Wednesday 30 May 2007

Labour lack logic


Tony Blair attempts to justify Labour's latest anti-terrorism legislation, quoted from the Telegraph:

"We have chosen as a society to put the civil liberties of the suspect, even if a foreign national, first. I happen to believe this is misguided and wrong."

Note the sudden change from 'we' to 'I'; pretty typical of Mr Blair isn't it, only he knows what's best for us.

"Do you know why only 40 per cent of secondary schools use setting and streaming even though they have been encouraged to do so by official policy for years? Because a huge proportion of the teaching profession still resists even the minimal selection process. Mixed-ability teaching remains an article of immovable faith among a huge swath of the state sector."

This quote from a columnist in the Telegraph demonstrates how flawed Labour's bizarre use of competition is. It's fine to allow competition between schools so that the worst, instead of being helped and improved, are simply run into the ground. However competition in schools is seen as some kind of abhorrent evil by Labour, does anyone else remember the school sports day where the teacher was not allowed to measure your long jump because that would be seen as too 'competitive', it was just 'well done, good jump'.

How anyone can believe that not streaming children based on their ability can possibly be a good thing is beyond me. Children can be taught better and can learn faster in groups that are sorted by ability, it's simple common sense. This Labour mindset that encourages the persecution of anyone with talent and the enforcement of mediocrity is precisely the reason we have the likes of Prescott, Reid and Johnson flourishing with their groundbreaking dimwittedness.
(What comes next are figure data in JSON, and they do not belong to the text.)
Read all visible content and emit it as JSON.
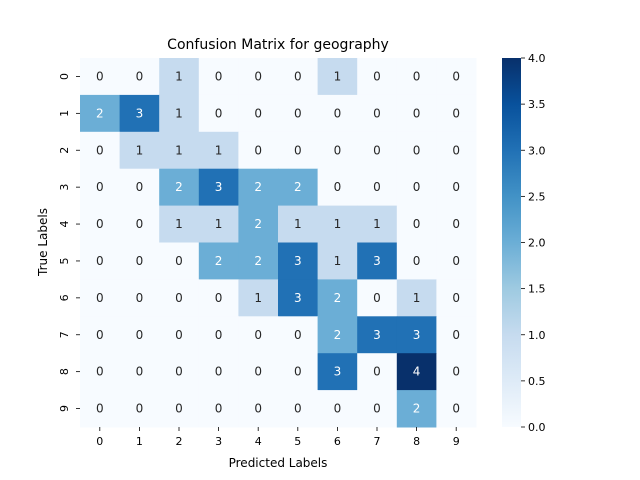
{
  "chart_data": {
    "type": "heatmap",
    "title": "Confusion Matrix for geography",
    "xlabel": "Predicted Labels",
    "ylabel": "True Labels",
    "x_categories": [
      "0",
      "1",
      "2",
      "3",
      "4",
      "5",
      "6",
      "7",
      "8",
      "9"
    ],
    "y_categories": [
      "0",
      "1",
      "2",
      "3",
      "4",
      "5",
      "6",
      "7",
      "8",
      "9"
    ],
    "values": [
      [
        0,
        0,
        1,
        0,
        0,
        0,
        1,
        0,
        0,
        0
      ],
      [
        2,
        3,
        1,
        0,
        0,
        0,
        0,
        0,
        0,
        0
      ],
      [
        0,
        1,
        1,
        1,
        0,
        0,
        0,
        0,
        0,
        0
      ],
      [
        0,
        0,
        2,
        3,
        2,
        2,
        0,
        0,
        0,
        0
      ],
      [
        0,
        0,
        1,
        1,
        2,
        1,
        1,
        1,
        0,
        0
      ],
      [
        0,
        0,
        0,
        2,
        2,
        3,
        1,
        3,
        0,
        0
      ],
      [
        0,
        0,
        0,
        0,
        1,
        3,
        2,
        0,
        1,
        0
      ],
      [
        0,
        0,
        0,
        0,
        0,
        0,
        2,
        3,
        3,
        0
      ],
      [
        0,
        0,
        0,
        0,
        0,
        0,
        3,
        0,
        4,
        0
      ],
      [
        0,
        0,
        0,
        0,
        0,
        0,
        0,
        0,
        2,
        0
      ]
    ],
    "colormap": "Blues",
    "vmin": 0,
    "vmax": 4,
    "colorbar_ticks": [
      "0.0",
      "0.5",
      "1.0",
      "1.5",
      "2.0",
      "2.5",
      "3.0",
      "3.5",
      "4.0"
    ],
    "annotations": true
  }
}
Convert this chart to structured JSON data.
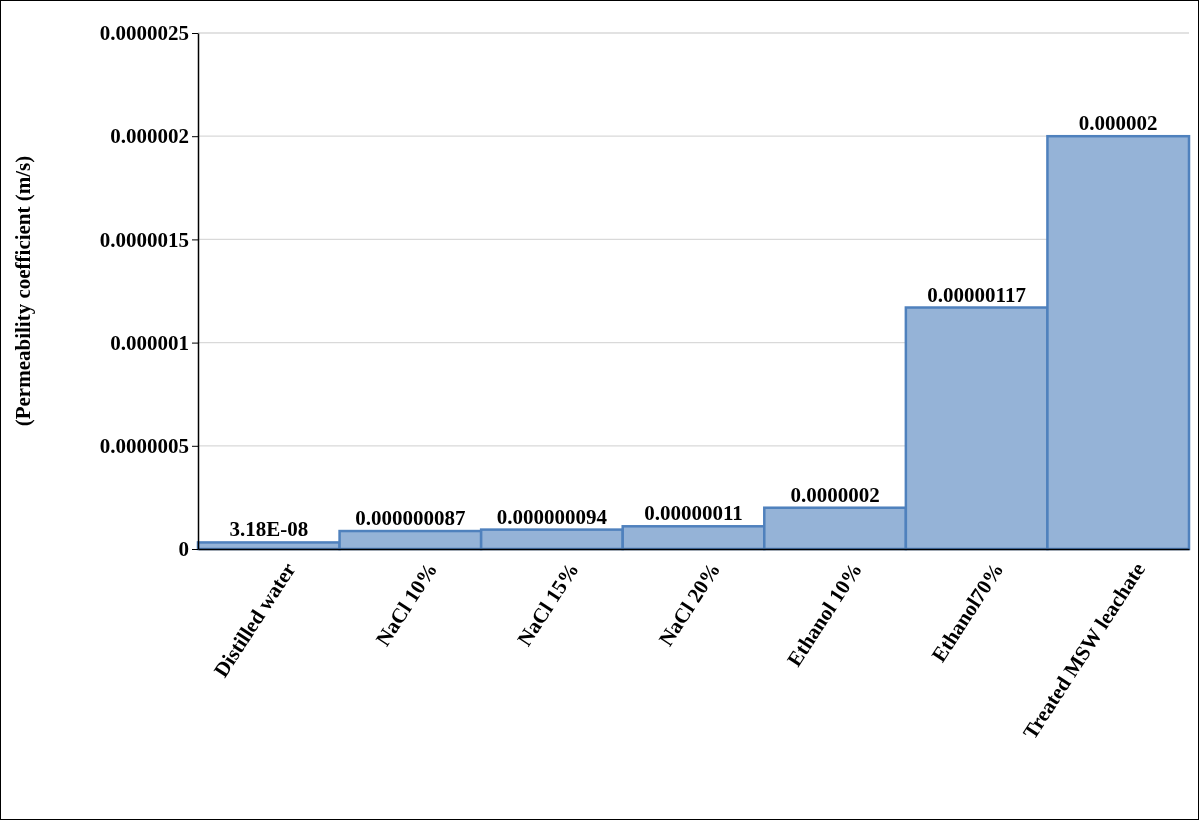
{
  "chart_data": {
    "type": "bar",
    "ylabel": "(Permeability coefficient (m/s)",
    "categories": [
      "Distilled water",
      "NaCl 10%",
      "NaCl 15%",
      "NaCl 20%",
      "Ethanol 10%",
      "Ethanol70%",
      "Treated MSW leachate"
    ],
    "values": [
      3.18e-08,
      8.7e-08,
      9.4e-08,
      1.1e-07,
      2e-07,
      1.17e-06,
      2e-06
    ],
    "value_labels": [
      "3.18E-08",
      "0.000000087",
      "0.000000094",
      "0.00000011",
      "0.0000002",
      "0.00000117",
      "0.000002"
    ],
    "color": "#95b3d7",
    "ylim": [
      0,
      2.5e-06
    ],
    "yticks": [
      {
        "value": 0,
        "label": "0"
      },
      {
        "value": 5e-07,
        "label": "0.0000005"
      },
      {
        "value": 1e-06,
        "label": "0.000001"
      },
      {
        "value": 1.5e-06,
        "label": "0.0000015"
      },
      {
        "value": 2e-06,
        "label": "0.000002"
      },
      {
        "value": 2.5e-06,
        "label": "0.0000025"
      }
    ],
    "grid": "y"
  }
}
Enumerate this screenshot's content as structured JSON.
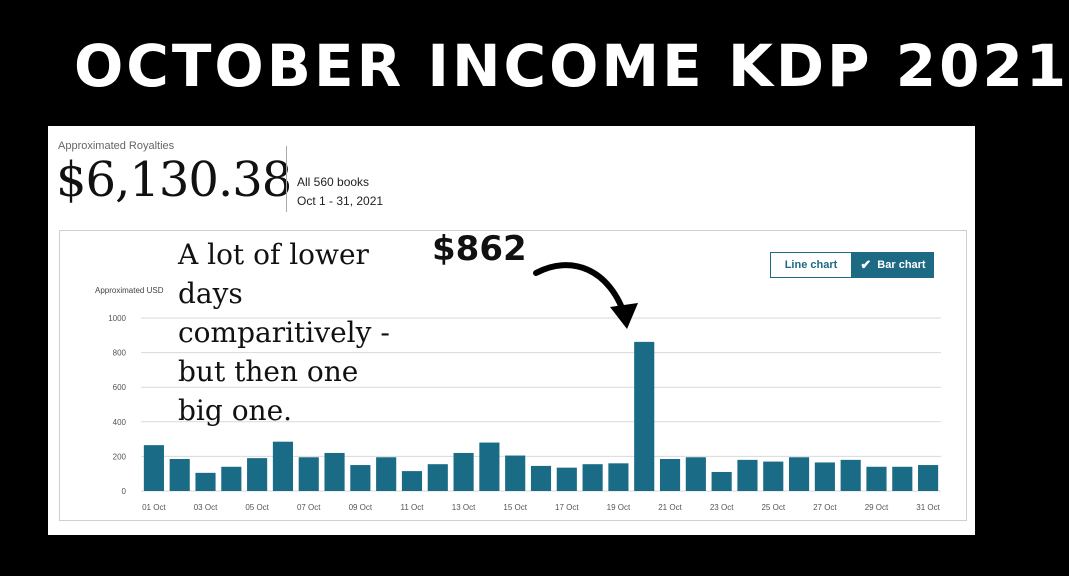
{
  "headline": "OCTOBER INCOME KDP 2021",
  "summary": {
    "label": "Approximated Royalties",
    "amount": "$6,130.38",
    "books": "All 560 books",
    "date_range": "Oct 1 - 31, 2021"
  },
  "toggle": {
    "line_label": "Line chart",
    "bar_label": "Bar chart",
    "active": "bar",
    "check_icon": "checkmark-icon"
  },
  "annotation": {
    "text": "A lot of lower days comparitively - but then one big one.",
    "big_value": "$862",
    "arrow_icon": "curved-arrow-icon"
  },
  "colors": {
    "bar": "#1a6b85",
    "accent": "#1d6a85",
    "background": "#000000"
  },
  "chart_data": {
    "type": "bar",
    "ylabel": "Approximated USD",
    "ylim": [
      0,
      1000
    ],
    "yticks": [
      0,
      200,
      400,
      600,
      800,
      1000
    ],
    "grid": true,
    "categories": [
      "01 Oct",
      "02 Oct",
      "03 Oct",
      "04 Oct",
      "05 Oct",
      "06 Oct",
      "07 Oct",
      "08 Oct",
      "09 Oct",
      "10 Oct",
      "11 Oct",
      "12 Oct",
      "13 Oct",
      "14 Oct",
      "15 Oct",
      "16 Oct",
      "17 Oct",
      "18 Oct",
      "19 Oct",
      "20 Oct",
      "21 Oct",
      "22 Oct",
      "23 Oct",
      "24 Oct",
      "25 Oct",
      "26 Oct",
      "27 Oct",
      "28 Oct",
      "29 Oct",
      "30 Oct",
      "31 Oct"
    ],
    "tick_labels": [
      "01 Oct",
      "03 Oct",
      "05 Oct",
      "07 Oct",
      "09 Oct",
      "11 Oct",
      "13 Oct",
      "15 Oct",
      "17 Oct",
      "19 Oct",
      "21 Oct",
      "23 Oct",
      "25 Oct",
      "27 Oct",
      "29 Oct",
      "31 Oct"
    ],
    "values": [
      265,
      185,
      105,
      140,
      190,
      285,
      195,
      220,
      150,
      195,
      115,
      155,
      220,
      280,
      205,
      145,
      135,
      155,
      160,
      862,
      185,
      195,
      110,
      180,
      170,
      195,
      165,
      180,
      140,
      140,
      150
    ]
  }
}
This is almost unbelievable as it is so ridiculous. This example is symptomatic of a culture that wants no one to be better than anyone else. There is already a massive problem with certain children at school getting extra time in exams for various 'learning disabilities'. Nowadays even the most able child can be taken to a educational psychologist and diagnosed with a mild disorder that then enables them to gain an unfair advantage over their fellow pupils. I know of cases where the best pupil in the year group has been the only one to get extra time, as a direct result of these ill thought out measures.

The motives behind these measures are indeed noble, however in practice they do not work. In trying to make the race fair, more mechanisms for unfairness have been unearthed. More worryingly a philosophy that despises achievement is being used to engineer a race where everyone will come equal first. Not only will everyone come first, but they will all come last, as a depressing world of bland mediocrity replaces a dynamic competitive environment. This philosophy leads to children becoming unmotivated and apathetic, as their destiny cannot be altered by their own actions in this rigged Big Brother game.